British Antarctic Territory

About the Territory

The British Antarctic Territory lies between longitudes 20o and 80o West and south of latitude 60o South. It includes the South Orkney Islands, the South Shetland Islands, the Antarctic Peninsula and all the adjacent islands as well as the land mass extending to the South Pole. The land mass is largely ice-covered and the adjacent seas are frozen during the winter. Around the coasts, temperatures during the summer (December to February) are close to or just above 0oC whilst during the winter monthly mean temperatures are between -10oC and -20oC. On the high interior plateau summers temperatures are normally below -20oC and monthly mean temperatures fall below -60oC during the winter.

The British Antarctic Territory has no indigenous population but there are number of scientific bases, including three run by the British Antarctic Survey. The Territory is administered from London by staff in the UK Foreign & Commonwealth Office. Annual revenue comes from income tax on over-wintering scientists, stamp sales and interest from capital reserves. All territorial sovereignty claims to Antarctica are held in abeyance under Article IV of the Antarctic Treaty 1959.

Biodiversity

There are no naturally occurring land mammals, amphibians or reptiles and invertebrate fauna is sparse, particularly on the continent. The vertebrate biodiversity comprises breeding and visiting seabirds and seals. Flora is very limited with only two flowering species although there are 100 species of mosses, 25 liverwort species and 300-400 lichens. Consequently, the ecosystems are relatively simple and fragile.

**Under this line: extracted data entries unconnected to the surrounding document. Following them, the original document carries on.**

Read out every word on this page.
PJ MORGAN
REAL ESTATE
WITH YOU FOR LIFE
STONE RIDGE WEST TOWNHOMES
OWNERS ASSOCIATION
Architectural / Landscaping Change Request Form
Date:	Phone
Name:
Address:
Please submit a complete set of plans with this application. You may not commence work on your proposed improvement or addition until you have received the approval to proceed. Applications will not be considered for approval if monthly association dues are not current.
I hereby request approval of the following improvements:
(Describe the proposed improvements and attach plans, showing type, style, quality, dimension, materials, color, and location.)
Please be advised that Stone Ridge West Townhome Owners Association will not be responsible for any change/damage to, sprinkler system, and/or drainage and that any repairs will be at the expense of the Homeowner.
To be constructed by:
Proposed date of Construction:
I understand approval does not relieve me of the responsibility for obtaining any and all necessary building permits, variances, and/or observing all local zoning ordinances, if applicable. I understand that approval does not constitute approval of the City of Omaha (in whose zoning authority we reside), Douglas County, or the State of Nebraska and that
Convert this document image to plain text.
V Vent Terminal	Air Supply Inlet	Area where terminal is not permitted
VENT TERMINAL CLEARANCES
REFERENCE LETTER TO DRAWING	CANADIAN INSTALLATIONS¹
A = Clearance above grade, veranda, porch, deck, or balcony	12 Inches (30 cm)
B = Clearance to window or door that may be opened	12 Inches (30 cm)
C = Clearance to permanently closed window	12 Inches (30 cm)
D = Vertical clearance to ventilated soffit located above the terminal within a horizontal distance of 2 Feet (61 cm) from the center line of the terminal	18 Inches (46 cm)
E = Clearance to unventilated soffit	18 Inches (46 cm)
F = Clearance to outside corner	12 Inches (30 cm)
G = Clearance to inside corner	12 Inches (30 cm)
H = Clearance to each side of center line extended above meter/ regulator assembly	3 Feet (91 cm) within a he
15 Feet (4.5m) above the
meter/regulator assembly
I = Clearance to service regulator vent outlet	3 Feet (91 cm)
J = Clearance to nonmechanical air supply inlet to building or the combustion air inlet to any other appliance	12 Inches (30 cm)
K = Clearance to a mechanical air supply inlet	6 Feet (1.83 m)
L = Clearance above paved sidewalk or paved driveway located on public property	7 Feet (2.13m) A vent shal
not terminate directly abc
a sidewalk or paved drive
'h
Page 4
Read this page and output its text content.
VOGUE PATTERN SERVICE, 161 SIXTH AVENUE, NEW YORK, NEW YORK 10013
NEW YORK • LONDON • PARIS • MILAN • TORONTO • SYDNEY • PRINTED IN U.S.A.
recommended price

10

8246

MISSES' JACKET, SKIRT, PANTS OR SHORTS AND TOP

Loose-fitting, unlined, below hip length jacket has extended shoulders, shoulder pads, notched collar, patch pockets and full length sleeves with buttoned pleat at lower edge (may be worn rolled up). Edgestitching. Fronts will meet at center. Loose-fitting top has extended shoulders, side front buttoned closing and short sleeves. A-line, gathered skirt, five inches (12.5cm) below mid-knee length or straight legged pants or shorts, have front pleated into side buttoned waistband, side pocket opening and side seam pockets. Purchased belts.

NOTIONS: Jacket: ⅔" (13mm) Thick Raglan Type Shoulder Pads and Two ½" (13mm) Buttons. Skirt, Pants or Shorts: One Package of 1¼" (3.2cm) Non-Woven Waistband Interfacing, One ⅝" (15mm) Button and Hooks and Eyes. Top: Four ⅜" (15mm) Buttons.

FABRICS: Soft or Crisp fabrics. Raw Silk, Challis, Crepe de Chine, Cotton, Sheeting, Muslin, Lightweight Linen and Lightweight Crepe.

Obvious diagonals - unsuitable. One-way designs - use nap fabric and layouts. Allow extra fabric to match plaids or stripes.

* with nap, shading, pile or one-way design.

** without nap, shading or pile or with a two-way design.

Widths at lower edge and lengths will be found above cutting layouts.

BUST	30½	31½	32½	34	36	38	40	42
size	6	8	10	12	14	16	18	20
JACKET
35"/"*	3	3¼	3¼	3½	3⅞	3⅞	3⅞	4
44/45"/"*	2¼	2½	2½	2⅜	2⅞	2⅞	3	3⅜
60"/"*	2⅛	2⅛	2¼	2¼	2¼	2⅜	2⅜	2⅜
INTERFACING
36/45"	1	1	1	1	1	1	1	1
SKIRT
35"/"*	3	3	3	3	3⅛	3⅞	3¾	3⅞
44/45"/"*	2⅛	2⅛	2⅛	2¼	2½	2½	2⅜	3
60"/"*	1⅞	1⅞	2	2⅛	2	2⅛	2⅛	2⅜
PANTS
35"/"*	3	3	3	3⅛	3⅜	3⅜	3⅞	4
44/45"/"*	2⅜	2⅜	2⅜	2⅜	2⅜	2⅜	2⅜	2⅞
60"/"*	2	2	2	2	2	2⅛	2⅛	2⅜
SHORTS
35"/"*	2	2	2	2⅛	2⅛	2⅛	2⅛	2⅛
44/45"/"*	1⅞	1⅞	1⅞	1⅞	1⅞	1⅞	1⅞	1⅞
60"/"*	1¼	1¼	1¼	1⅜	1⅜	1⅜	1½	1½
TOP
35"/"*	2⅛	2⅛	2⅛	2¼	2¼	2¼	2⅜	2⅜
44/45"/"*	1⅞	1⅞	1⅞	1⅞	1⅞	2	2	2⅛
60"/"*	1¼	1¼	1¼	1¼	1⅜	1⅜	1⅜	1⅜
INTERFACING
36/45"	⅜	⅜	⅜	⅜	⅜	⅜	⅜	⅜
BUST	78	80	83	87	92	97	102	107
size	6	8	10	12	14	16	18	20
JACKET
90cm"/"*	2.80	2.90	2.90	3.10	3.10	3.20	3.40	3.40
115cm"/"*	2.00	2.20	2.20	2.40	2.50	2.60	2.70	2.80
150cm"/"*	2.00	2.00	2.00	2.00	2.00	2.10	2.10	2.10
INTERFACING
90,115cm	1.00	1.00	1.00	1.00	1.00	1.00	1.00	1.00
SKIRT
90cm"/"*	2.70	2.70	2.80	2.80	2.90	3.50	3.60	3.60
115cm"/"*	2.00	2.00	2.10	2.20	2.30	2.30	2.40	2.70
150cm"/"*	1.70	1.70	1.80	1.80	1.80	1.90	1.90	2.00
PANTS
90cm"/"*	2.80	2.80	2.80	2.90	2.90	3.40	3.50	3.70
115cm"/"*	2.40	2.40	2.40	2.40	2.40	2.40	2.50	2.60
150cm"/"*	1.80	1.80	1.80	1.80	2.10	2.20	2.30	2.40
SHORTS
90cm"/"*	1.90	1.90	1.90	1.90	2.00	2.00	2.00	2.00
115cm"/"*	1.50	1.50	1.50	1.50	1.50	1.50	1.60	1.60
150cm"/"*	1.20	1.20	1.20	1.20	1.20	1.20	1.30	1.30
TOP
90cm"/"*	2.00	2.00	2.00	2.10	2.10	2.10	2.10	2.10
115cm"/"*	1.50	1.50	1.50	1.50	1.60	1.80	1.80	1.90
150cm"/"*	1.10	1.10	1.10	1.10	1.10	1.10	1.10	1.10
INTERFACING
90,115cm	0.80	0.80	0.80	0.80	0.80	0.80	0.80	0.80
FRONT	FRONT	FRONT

Policy/strategy background

There is a British Antarctic Strategy Paper (2011-2013) which sets out a framework of Headline Objectives for the Territory and priority areas for commissioning projects. The third Headline Objective is “To protect the BAT environment, including its British heritage, by developing a range of tools to minimise direct human impacts and supporting the UK’s leading influence in environmental issues in Antarctica within the Antarctic Treaty System”. The territory can use its funds to support projects in four priority areas including Environmental protection and minimising human impacts. This includes development of protection and conservation measures for flora and fauna, identification of future environmental challenges and mitigating measures and minimising human impacts.